To determine which kind of mutual fund is right for you, you need to think of your individual long-term investment strategies. You should also take into account fees and taxes for your returns in the coming years. Even the best mutual funds have risks and costs that may eat away your returns.
All mutual funds have some risk involved. It’s always possible that you can lose your principle, or the money you initially invested. The individual securities that are held by a mutual fund can fluctuate in value. Your interest earned can also go up and down as the market changes.
Before investing, it’s advised to read the fund’s shareholder reports to learn how it invests and what risks are involved. Funds with higher return on investment tend to have higher risks. These kinds of funds may not be the right fit for your portfolio and your individual goals.
Even funds that have a history of finding good stocks to invest in may not be able to continue that track record. Only around 20% of money managers actually beat the market in any given year. On top of that, the managers in the top 20% change every year. I’m basically saying that historical performance has no bare on the future.
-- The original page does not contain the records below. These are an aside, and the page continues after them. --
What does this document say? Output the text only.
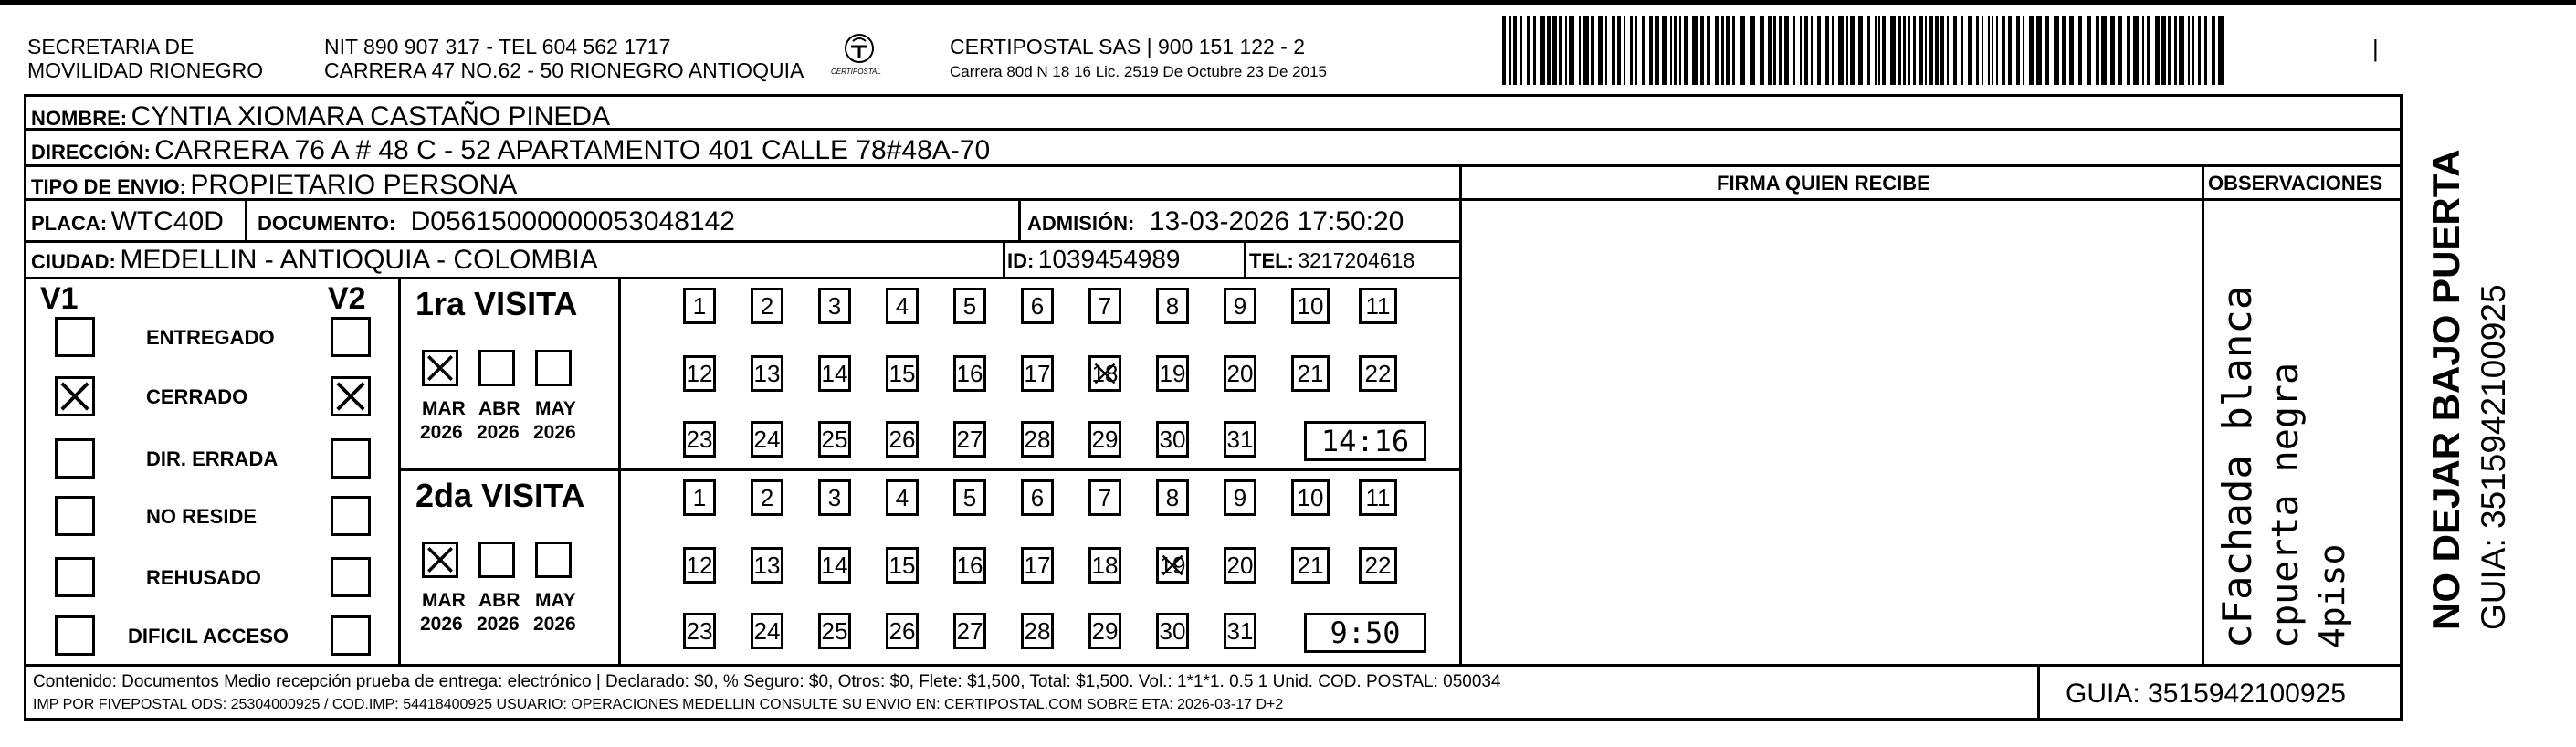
SECRETARIA DE
MOVILIDAD RIONEGRO
NIT 890 907 317 - TEL 604 562 1717
CARRERA 47 NO.62 - 50 RIONEGRO ANTIOQUIA	CERTIPOSTAL
CERTIPOSTAL SAS | 900 151 122 - 2
Carrera 80d N 18 16 Lic. 2519 De Octubre 23 De 2015
|
NOMBRE: CYNTIA XIOMARA CASTAÑO PINEDA
DIRECCIÓN: CARRERA 76 A # 48 C - 52 APARTAMENTO 401 CALLE 78#48A-70
TIPO DE ENVIO: PROPIETARIO PERSONA	FIRMA QUIEN RECIBE	OBSERVACIONES
PLACA: WTC40D DOCUMENTO: D05615000000053048142	ADMISIÓN: 13-03-2026 17:50:20
CIUDAD: MEDELLIN - ANTIOQUIA - COLOMBIA	ID: 1039454989	TEL: 3217204618
V1	V2
ENTREGADO
CERRADO
DIR. ERRADA
NO RESIDE
REHUSADO
DIFICIL ACCESO
1ra VISITA
MAR
2026
ABR
2026
MAY
2026
1	2	3	4	5	6	7	8	9	10 11
12 13 14 15 16 17 18 19 20 21 22
23 24 25 26 27 28 29 30 31	14:16
2da VISITA
MAR
2026
ABR
2026
MAY
2026
1	2	3	4	5	6	7	8	9	10 11
12 13 14 15 16 17 18 19 20 21 22
23 24 25 26 27 28 29 30 31	9:50	cFachada blanca cpuerta negra 4piso
Contenido: Documentos Medio recepción prueba de entrega: electrónico | Declarado: $0, % Seguro: $0, Otros: $0, Flete: $1,500, Total: $1,500. Vol.: 1*1*1. 0.5 1 Unid. COD. POSTAL: 050034
IMP POR FIVEPOSTAL ODS: 25304000925 / COD.IMP: 54418400925 USUARIO: OPERACIONES MEDELLIN CONSULTE SU ENVIO EN: CERTIPOSTAL.COM SOBRE ETA: 2026-03-17 D+2	GUIA: 3515942100925
NO DEJAR BAJO PUERTA GUIA: 3515942100925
There are also fees involved with mutual funds. So unless you are investing a large amount of capital, you may not make up for the fees. Make sure you read the fine print before investing in a mutual fund because the fees may eat up any returns you get.
If you want to shirk the fees and have some more flexibility, you can invest in an ETF, exchange traded fund. These ETF’s have become popular in recent years as an investment strategy because you get all the perks of mutual funds without the costs and hassle.